PARBOABOA, Pematang Siantar - Dinas Pendidikan (Disdik) Pematang Siantar, Sumatra Utara mencatat sebanyak 154 tindakan indisipliner dilakukan anak-anak sekolah sepanjang 2022-2023.
"Kita sudah berupaya semampu kami, dalam mengawasi dengan kepedulian bersama mengurangi siswa yang bolos dan penanggulangan masalah siswa bolos," kata Ketua Tim Patroli Sekolah Kasih Sayang (TPS-KS) Disdik Pematang Siantar, Abdul Rasyid kepada Parboaboa, Rabu (3/5/2023).
Menurutnya, penanganan terhadap tindakan indisipliner ini yaitu pembinaan, pemberian nasehat dan pemanggilan orang tua dan gurunya menjemput anaknya dari dinas.
“Kemudian dibuat surat perjanjian supaya tidak mengulangi lagi,” ungkap Abdul Rasyid.
Ia merinci, penanganan kasus siswa bolos dan tawuran terbanyak di April hingga Mei 2022. Hal itu berdasarkan inspeksi mendadak yang dilakukan Disdik Pematang Siantar setiap 2 kali seminggu.
"Untuk data terbanyak di bulan April hingga Mei tahun lalu, sebanyak 60 siswa sepanjang tersebut, dan 90 persen berasal dari siswa SMK (sekolah menengah kejuruan) sendiri," katanya.
Lapangan Merdeka, Pasar Horas, dan Pasar Parluasan menjadi titik pemantauan Tim Patroli Disdik.
"Kami sering dapatkan lagi siswa yg bolos baik di Pajak Horas, cafe-cafe tempat mereka nongkrong maupun di warnet-warnet di pusat kota, dan kami pasti melakukan penindakan," tegas Abdul.
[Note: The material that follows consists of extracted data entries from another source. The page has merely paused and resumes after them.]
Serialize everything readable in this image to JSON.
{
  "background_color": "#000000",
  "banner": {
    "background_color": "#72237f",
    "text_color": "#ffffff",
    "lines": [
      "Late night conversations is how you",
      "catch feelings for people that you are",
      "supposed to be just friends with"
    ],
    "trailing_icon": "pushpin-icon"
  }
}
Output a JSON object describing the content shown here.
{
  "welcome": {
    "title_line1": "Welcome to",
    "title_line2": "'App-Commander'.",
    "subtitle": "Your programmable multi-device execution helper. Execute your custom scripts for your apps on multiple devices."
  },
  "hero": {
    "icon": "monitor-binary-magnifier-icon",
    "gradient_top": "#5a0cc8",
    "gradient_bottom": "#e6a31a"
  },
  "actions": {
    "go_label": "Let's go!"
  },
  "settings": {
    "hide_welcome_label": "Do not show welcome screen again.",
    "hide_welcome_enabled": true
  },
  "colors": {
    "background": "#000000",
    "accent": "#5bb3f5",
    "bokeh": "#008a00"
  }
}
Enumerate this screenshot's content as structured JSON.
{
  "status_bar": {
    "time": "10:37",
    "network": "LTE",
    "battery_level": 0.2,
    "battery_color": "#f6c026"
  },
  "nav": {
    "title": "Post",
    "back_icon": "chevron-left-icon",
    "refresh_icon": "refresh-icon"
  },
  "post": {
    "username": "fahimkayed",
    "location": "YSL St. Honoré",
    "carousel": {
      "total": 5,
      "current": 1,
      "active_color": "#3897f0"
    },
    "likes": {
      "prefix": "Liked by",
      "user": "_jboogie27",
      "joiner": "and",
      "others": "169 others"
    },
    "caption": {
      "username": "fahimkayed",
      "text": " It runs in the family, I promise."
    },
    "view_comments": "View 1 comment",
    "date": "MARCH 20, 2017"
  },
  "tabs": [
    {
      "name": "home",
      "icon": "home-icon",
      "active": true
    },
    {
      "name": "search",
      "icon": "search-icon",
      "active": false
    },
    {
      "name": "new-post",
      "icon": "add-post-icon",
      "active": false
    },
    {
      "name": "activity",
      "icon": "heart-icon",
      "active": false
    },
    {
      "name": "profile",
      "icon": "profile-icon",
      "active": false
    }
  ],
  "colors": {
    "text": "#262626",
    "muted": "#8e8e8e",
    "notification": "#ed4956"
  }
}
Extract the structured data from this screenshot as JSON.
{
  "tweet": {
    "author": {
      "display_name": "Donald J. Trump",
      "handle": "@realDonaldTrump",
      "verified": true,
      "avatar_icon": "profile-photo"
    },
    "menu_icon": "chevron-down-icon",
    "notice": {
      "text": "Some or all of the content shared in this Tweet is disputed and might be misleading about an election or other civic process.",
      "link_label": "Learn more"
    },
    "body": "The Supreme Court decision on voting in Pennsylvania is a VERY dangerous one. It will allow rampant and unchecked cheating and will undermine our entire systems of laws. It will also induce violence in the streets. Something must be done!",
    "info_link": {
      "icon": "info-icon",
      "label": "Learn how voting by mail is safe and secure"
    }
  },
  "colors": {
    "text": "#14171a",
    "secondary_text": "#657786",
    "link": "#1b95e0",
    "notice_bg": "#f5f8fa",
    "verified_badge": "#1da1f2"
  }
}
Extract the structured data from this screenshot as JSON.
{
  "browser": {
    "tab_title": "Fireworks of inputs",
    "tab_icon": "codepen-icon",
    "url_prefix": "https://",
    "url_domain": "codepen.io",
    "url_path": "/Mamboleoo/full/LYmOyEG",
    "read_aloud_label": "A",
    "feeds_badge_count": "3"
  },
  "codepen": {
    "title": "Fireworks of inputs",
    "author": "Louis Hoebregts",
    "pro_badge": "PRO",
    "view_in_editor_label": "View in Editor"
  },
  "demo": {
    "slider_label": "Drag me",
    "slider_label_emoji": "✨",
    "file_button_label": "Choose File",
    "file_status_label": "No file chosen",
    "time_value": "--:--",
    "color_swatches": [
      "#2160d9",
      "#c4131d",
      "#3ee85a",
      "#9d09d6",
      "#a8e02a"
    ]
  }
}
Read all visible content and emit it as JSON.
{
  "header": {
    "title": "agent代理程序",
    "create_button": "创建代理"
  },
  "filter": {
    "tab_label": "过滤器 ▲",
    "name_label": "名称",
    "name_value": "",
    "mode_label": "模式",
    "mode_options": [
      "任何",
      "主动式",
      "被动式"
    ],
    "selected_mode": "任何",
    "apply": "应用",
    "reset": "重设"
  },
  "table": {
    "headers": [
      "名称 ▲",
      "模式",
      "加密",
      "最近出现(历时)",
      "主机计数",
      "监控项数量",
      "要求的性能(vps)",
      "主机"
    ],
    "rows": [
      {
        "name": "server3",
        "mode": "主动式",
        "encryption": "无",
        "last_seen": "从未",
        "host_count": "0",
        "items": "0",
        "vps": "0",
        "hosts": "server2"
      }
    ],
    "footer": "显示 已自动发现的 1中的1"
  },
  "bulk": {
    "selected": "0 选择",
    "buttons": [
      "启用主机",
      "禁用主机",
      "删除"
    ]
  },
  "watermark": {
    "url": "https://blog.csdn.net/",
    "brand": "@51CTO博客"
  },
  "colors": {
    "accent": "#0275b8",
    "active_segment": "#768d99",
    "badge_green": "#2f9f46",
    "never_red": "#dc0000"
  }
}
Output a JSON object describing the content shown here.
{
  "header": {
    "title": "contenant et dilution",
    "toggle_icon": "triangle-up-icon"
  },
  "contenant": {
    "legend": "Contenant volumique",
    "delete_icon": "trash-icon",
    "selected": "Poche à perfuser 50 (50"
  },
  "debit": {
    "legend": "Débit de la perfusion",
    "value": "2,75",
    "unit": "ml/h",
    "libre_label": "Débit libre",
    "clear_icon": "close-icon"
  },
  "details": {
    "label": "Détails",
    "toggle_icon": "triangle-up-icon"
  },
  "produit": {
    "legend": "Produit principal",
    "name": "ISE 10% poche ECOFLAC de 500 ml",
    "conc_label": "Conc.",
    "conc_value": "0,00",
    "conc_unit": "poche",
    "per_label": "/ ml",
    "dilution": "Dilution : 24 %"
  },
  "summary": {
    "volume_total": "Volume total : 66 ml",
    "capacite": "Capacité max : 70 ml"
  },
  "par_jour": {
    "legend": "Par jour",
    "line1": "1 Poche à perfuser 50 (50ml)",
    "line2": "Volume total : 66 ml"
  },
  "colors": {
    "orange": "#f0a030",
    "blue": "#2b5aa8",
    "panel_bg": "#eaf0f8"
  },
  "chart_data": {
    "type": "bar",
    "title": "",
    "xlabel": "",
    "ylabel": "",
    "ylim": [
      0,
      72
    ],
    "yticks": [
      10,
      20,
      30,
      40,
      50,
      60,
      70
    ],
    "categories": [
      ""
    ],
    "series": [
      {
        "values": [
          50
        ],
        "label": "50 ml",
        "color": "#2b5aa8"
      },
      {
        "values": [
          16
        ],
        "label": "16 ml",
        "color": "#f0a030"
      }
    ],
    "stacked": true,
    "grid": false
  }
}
Sementara itu, Pengamat Pendidikan, Ari S. Widodo Poespodihardjo menilai, banyaknya tawuran dan bolos sekolah yang dilakukan anak sekolah di Pematang Siantar karena banyaknya kompleksitas di masyarakat.
"Institusi sekolah memang ditujukan untuk memberikan pengarahan, pengetahuan dan juga pendidikan kepada siswa didik mereka. Namun sekolah memiliki banyak keterbatasan, sekolah terbaik pun seringkali sulit mengatur tindakan dari siswa mereka di luar lingkungan sekolah," katanya saat dihubungi Parboaboa, Rabu (3/5/2023).
Ari menjelaskan, faktor sosiologis seperti sosial, ekonomi, kohesivitas kelompok dan budaya identitas seringkali menjadi konflik antar siswa.
"Kompleksitas ini seringkali menimbulkan keruwetan karena sulit untuk membuat satu solusi normatif yang seragam untuk mengatasi masalah konflik antar pelajar misalnya," ucapnya.
Ia mengungkapkan, kondisi tiap sekolah di daerah sangat beragam. Kondisi seperti ini bisa mempengaruhi kondisi mental siswa yang menyebabkan mereka kurang bersemangat bersekolah.
"Yang mungkin (idealnya) dilakukan adalah mencoba mencari akar permasalahan dari penyebab situasi yang terjadi. Terkhusus seringkali terkait sosial ekonomi masyarakat. Di samping itu usia remaja adalah usia rentan akan isu identitas dan saat kelompok memberikan identitas tersebut, maka remaja atau siswa akan bisa tergoda ke dalam potensi konflik antar kelompok," imbuh Ari S Widodo.